Yo sé de hombres que llevan a cuestas el pasado y la nostalgia de ese pasado más o menos desde los diez o doce años, y me consta que hay quienes han perdido su Paraíso mucho antes y se pasan el resto de la vida buscándolo. Ya a los siete años, escribió Nietzsche, supe que ninguna voz humana llegaría hasta mí. Lo que no tiene el adolescente, lo que no puede sentir, es el futuro: puede evocar la infancia, puede recordar la desdicha del día de ayer o la felicidad de hace una hora y, sobre todo, puede vivir con la intensidad de lo eterno este minuto presente: lo que no puede ni quiere sentir es lo que vendrá después. Esa es su angustia y su privilegio [...].

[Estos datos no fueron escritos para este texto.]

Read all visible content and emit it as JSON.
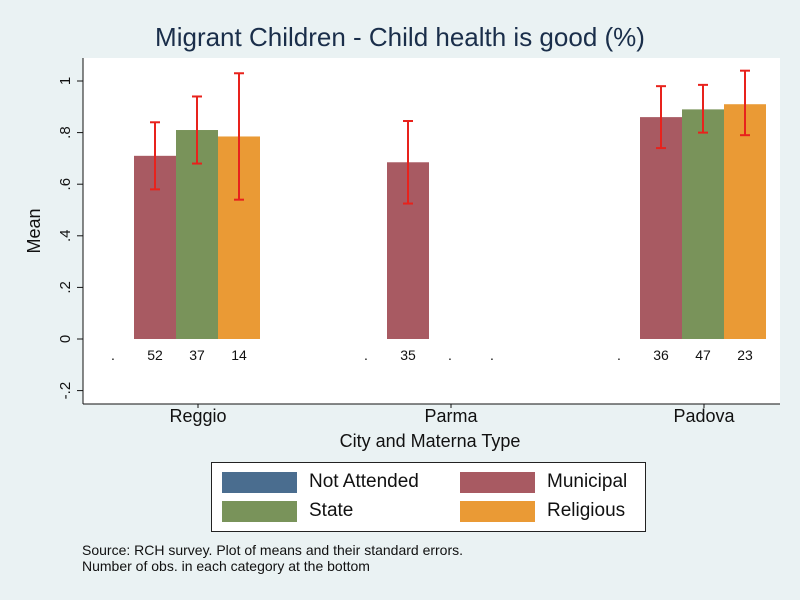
{
  "chart_data": {
    "type": "bar",
    "title": "Migrant Children - Child health is good (%)",
    "xlabel": "City and Materna Type",
    "ylabel": "Mean",
    "ylim": [
      -0.25,
      1.05
    ],
    "yticks": [
      -0.2,
      0,
      0.2,
      0.4,
      0.6,
      0.8,
      1
    ],
    "ytick_labels": [
      "-.2",
      "0",
      ".2",
      ".4",
      ".6",
      ".8",
      "1"
    ],
    "categories": [
      "Reggio",
      "Parma",
      "Padova"
    ],
    "series": [
      {
        "name": "Not Attended",
        "color": "#4a6d8f",
        "values": [
          null,
          null,
          null
        ],
        "err_low": [
          null,
          null,
          null
        ],
        "err_high": [
          null,
          null,
          null
        ],
        "n": [
          ".",
          ".",
          "."
        ]
      },
      {
        "name": "Municipal",
        "color": "#a85a62",
        "values": [
          0.71,
          0.685,
          0.86
        ],
        "err_low": [
          0.58,
          0.525,
          0.74
        ],
        "err_high": [
          0.84,
          0.845,
          0.98
        ],
        "n": [
          "52",
          "35",
          "36"
        ]
      },
      {
        "name": "State",
        "color": "#79935a",
        "values": [
          0.81,
          null,
          0.89
        ],
        "err_low": [
          0.68,
          null,
          0.8
        ],
        "err_high": [
          0.94,
          null,
          0.985
        ],
        "n": [
          "37",
          ".",
          "47"
        ]
      },
      {
        "name": "Religious",
        "color": "#ea9a35",
        "values": [
          0.785,
          null,
          0.91
        ],
        "err_low": [
          0.54,
          null,
          0.79
        ],
        "err_high": [
          1.03,
          null,
          1.04
        ],
        "n": [
          "14",
          ".",
          "23"
        ]
      }
    ],
    "error_bar_color": "#e8221c",
    "legend_position": "bottom",
    "grid": false
  },
  "notes": {
    "line1": "Source: RCH survey. Plot of means and their standard errors.",
    "line2": "Number of obs. in each category at the bottom"
  }
}
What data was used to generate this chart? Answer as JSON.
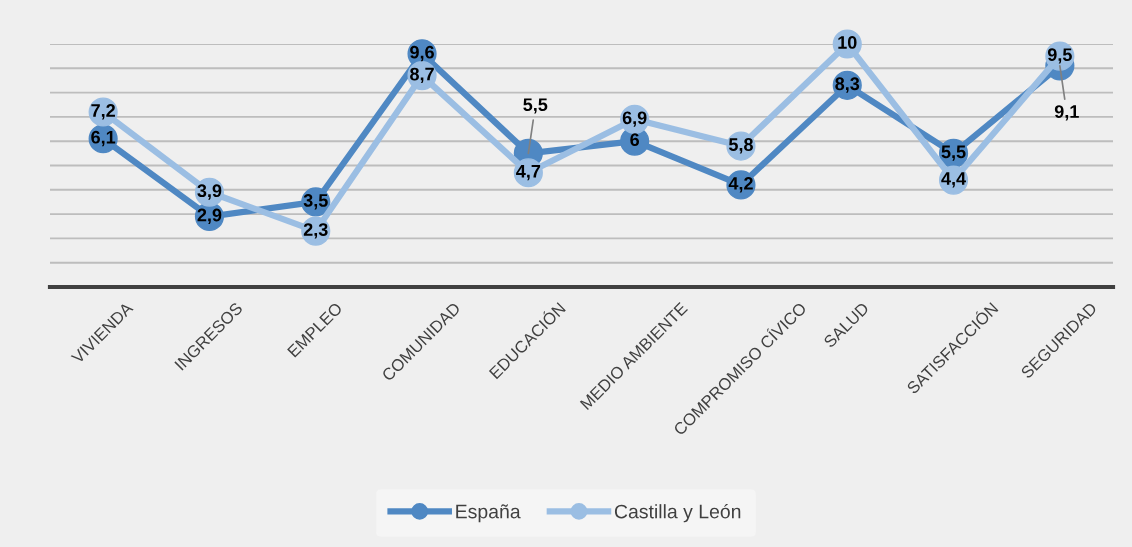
{
  "chart_data": {
    "type": "line",
    "categories": [
      "VIVIENDA",
      "INGRESOS",
      "EMPLEO",
      "COMUNIDAD",
      "EDUCACIÓN",
      "MEDIO AMBIENTE",
      "COMPROMISO CÍVICO",
      "SALUD",
      "SATISFACCIÓN",
      "SEGURIDAD"
    ],
    "series": [
      {
        "name": "España",
        "color": "#4f88c3",
        "values": [
          6.1,
          2.9,
          3.5,
          9.6,
          5.5,
          6,
          4.2,
          8.3,
          5.5,
          9.1
        ],
        "value_labels": [
          "6,1",
          "2,9",
          "3,5",
          "9,6",
          "5,5",
          "6",
          "4,2",
          "8,3",
          "5,5",
          "9,1"
        ]
      },
      {
        "name": "Castilla y León",
        "color": "#9bbee3",
        "values": [
          7.2,
          3.9,
          2.3,
          8.7,
          4.7,
          6.9,
          5.8,
          10,
          4.4,
          9.5
        ],
        "value_labels": [
          "7,2",
          "3,9",
          "2,3",
          "8,7",
          "4,7",
          "6,9",
          "5,8",
          "10",
          "4,4",
          "9,5"
        ]
      }
    ],
    "tick_labels": "x",
    "grid": "y",
    "legend": "bottom",
    "marker": "circle",
    "line_style": "solid"
  }
}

Tal vez por eso ciertos libros solo se entienden sin esfuerzo en la adolescencia. La novela que lee un adolescente sucede y se materializa en esta lectura, y se instala en el mundo con la fuerza y la verdad de lo absoluto. Siempre me ha llamado la atención que un muchacho de quince o dieciséis años pueda leer con sucesiva naturalidad a Kafka, a Miller, a Tolstói, a Bernhard, a Lowry, y que rotundos profesores universitarios de cincuenta no comprendan una sola palabra de casi ningún libro.